The Commonwealth of Pennsylvania’s lawsuit against the NCAA’s treatment of Penn State University in the wake of the school’s Jerry Sandusky sex scandal has an extremely interesting local angle: it cites the  UNC athletics academic fraud scandal.  The litigation claims that the Penn State is being punished for matters outside of the scope and reach of college sports governing organization while it simultaneously ignores other schools’ transgressions that are well within the enforcement powers of the NCAA, but upon discovery, it has done very little:
Original lawsuit text (in PDF form)
56. The NCAA’s attempt to insert itself [in the Penn State scandal] is so inconsistent with its prior conduct in similar situations that it can be only be seen as a clumsy attempt to garner positive publicity for itself by harming a competitive member school. Â There are a number of publicly reported examples of criminal conduct conducted by college athletes where the university leadership is alleged to have covered up or enabled the crimes–and the NCAA did little, if anything, about it:
[…]
(d) A recent internal investigation at the University of North Carolina revealed massive academic fraud, including unauthorized grade changes by forged signatures, and classes in which no instruction took place; approximately forty percent of the students enrolled in these classes were football and basketball players.

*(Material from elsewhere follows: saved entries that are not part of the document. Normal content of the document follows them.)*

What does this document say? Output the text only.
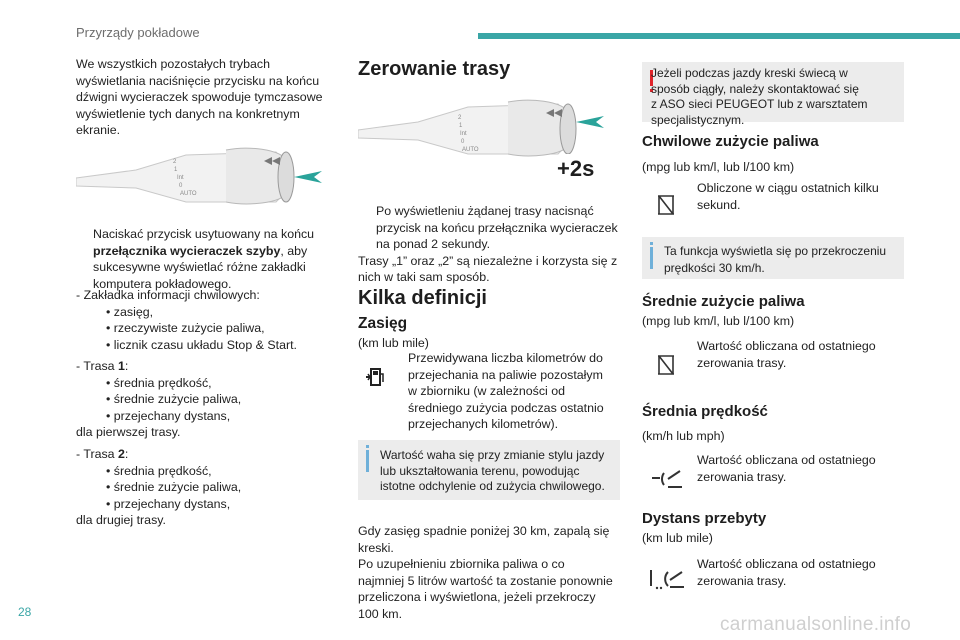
Przyrządy pokładowe

We wszystkich pozostałych trybach

wyświetlania naciśnięcie przycisku na końcu

dźwigni wycieraczek spowoduje tymczasowe

wyświetlenie tych danych na konkretnym

ekranie.

2
1
Int
0
AUTO

Naciskać przycisk usytuowany na końcu

przełącznika wycieraczek szyby, aby

sukcesywne wyświetlać różne zakładki

komputera pokładowego.

- Zakładka informacji chwilowych:

• zasięg,

• rzeczywiste zużycie paliwa,

• licznik czasu układu Stop & Start.

- Trasa 1:

• średnia prędkość,

• średnie zużycie paliwa,

• przejechany dystans,

dla pierwszej trasy.

- Trasa 2:

• średnia prędkość,

• średnie zużycie paliwa,

• przejechany dystans,

dla drugiej trasy.

Zerowanie trasy
2
1
Int
0
AUTO
+2s

Po wyświetleniu żądanej trasy nacisnąć

przycisk na końcu przełącznika wycieraczek

na ponad 2 sekundy.

Trasy „1” oraz „2” są niezależne i korzysta się z

nich w taki sam sposób.

Kilka definicji
Zasięg
(km lub mile)

Przewidywana liczba kilometrów do

przejechania na paliwie pozostałym

w zbiorniku (w zależności od

średniego zużycia podczas ostatnio

przejechanych kilometrów).

Wartość waha się przy zmianie stylu jazdy
lub ukształtowania terenu, powodując
istotne odchylenie od zużycia chwilowego.

Gdy zasięg spadnie poniżej 30 km, zapalą się

kreski.

Po uzupełnieniu zbiornika paliwa o co

najmniej 5 litrów wartość ta zostanie ponownie

przeliczona i wyświetlona, jeżeli przekroczy

100 km.

Jeżeli podczas jazdy kreski świecą w
sposób ciągły, należy skontaktować się
z ASO sieci PEUGEOT lub z warsztatem
specjalistycznym.
Chwilowe zużycie paliwa
(mpg lub km/l, lub l/100 km)

Obliczone w ciągu ostatnich kilku

sekund.

Ta funkcja wyświetla się po przekroczeniu
prędkości 30 km/h.
Średnie zużycie paliwa
(mpg lub km/l, lub l/100 km)

Wartość obliczana od ostatniego

zerowania trasy.

Średnia prędkość
(km/h lub mph)

Wartość obliczana od ostatniego

zerowania trasy.

Dystans przebyty
(km lub mile)

Wartość obliczana od ostatniego

zerowania trasy.

28
carmanualsonline.info
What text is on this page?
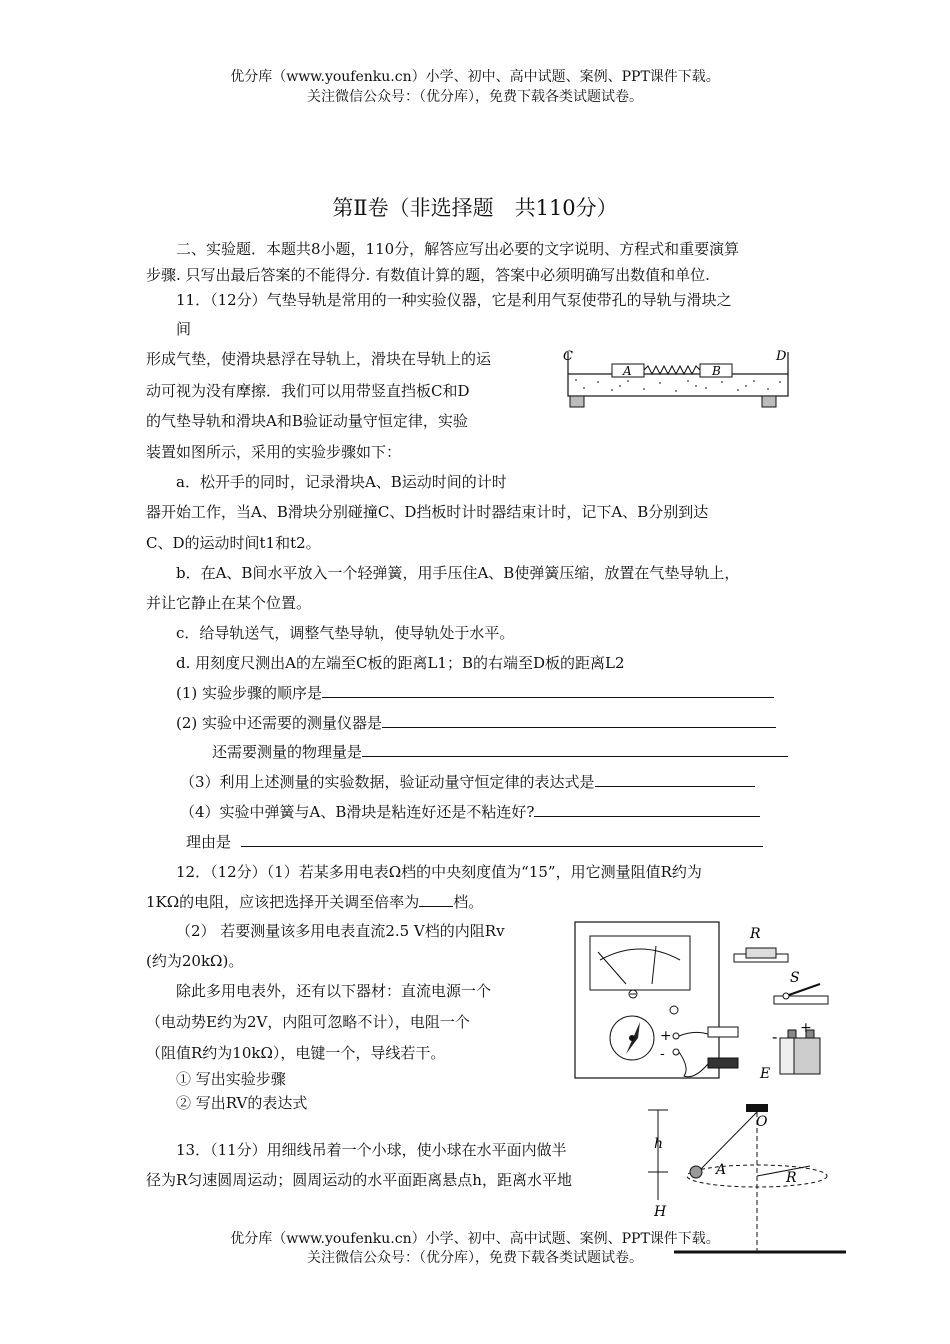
优分库（www.youfenku.cn）小学、初中、高中试题、案例、PPT课件下载。
关注微信公众号：（优分库），免费下载各类试题试卷。
第Ⅱ卷（非选择题　共110分）
二、实验题．本题共8小题，110分，解答应写出必要的文字说明、方程式和重要演算
步骤. 只写出最后答案的不能得分. 有数值计算的题，答案中必须明确写出数值和单位.
11．（12分）气垫导轨是常用的一种实验仪器，它是利用气泵使带孔的导轨与滑块之
间
形成气垫，使滑块悬浮在导轨上，滑块在导轨上的运
动可视为没有摩擦．我们可以用带竖直挡板C和D
的气垫导轨和滑块A和B验证动量守恒定律，实验
装置如图所示，采用的实验步骤如下：
a．松开手的同时，记录滑块A、B运动时间的计时
器开始工作，当A、B滑块分别碰撞C、D挡板时计时器结束计时，记下A、B分别到达
C、D的运动时间t1和t2。
b．在A、B间水平放入一个轻弹簧，用手压住A、B使弹簧压缩，放置在气垫导轨上，
并让它静止在某个位置。
c．给导轨送气，调整气垫导轨，使导轨处于水平。
d. 用刻度尺测出A的左端至C板的距离L1；B的右端至D板的距离L2
(1) 实验步骤的顺序是
(2) 实验中还需要的测量仪器是
还需要测量的物理量是
（3）利用上述测量的实验数据，验证动量守恒定律的表达式是
（4）实验中弹簧与A、B滑块是粘连好还是不粘连好?
理由是
C	D
A	B
12．（12分）（1）若某多用电表Ω档的中央刻度值为“15”，用它测量阻值R约为
1KΩ的电阻，应该把选择开关调至倍率为 档。
（2） 若要测量该多用电表直流2.5 V档的内阻Rv
(约为20kΩ)。
除此多用电表外，还有以下器材：直流电源一个
（电动势E约为2V，内阻可忽略不计），电阻一个
（阻值R约为10kΩ），电键一个，导线若干。
① 写出实验步骤
② 写出RV的表达式
+
-
R
S
- +
E
13．（11分）用细线吊着一个小球，使小球在水平面内做半
径为R匀速圆周运动；圆周运动的水平面距离悬点h，距离水平地
O
h
H
A	R
优分库（www.youfenku.cn）小学、初中、高中试题、案例、PPT课件下载。
关注微信公众号：（优分库），免费下载各类试题试卷。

In August 2012, one month after sanctioning Penn State, the NCAA took the public position that none of the alleged conduct violated NCAA rules.
Whether one agrees with the central claim of the lawsuit, that the NCAA is in violation of antitrust laws and that it is harming the citizens of the Commonwealth of Pennsylvania, it is nevertheless interesting that the UNC case with the NCAA has not only become ongoing fodder in the news, it is also now part and parcel of a lawsuit sure to gather a great deal of news in the coming weeks.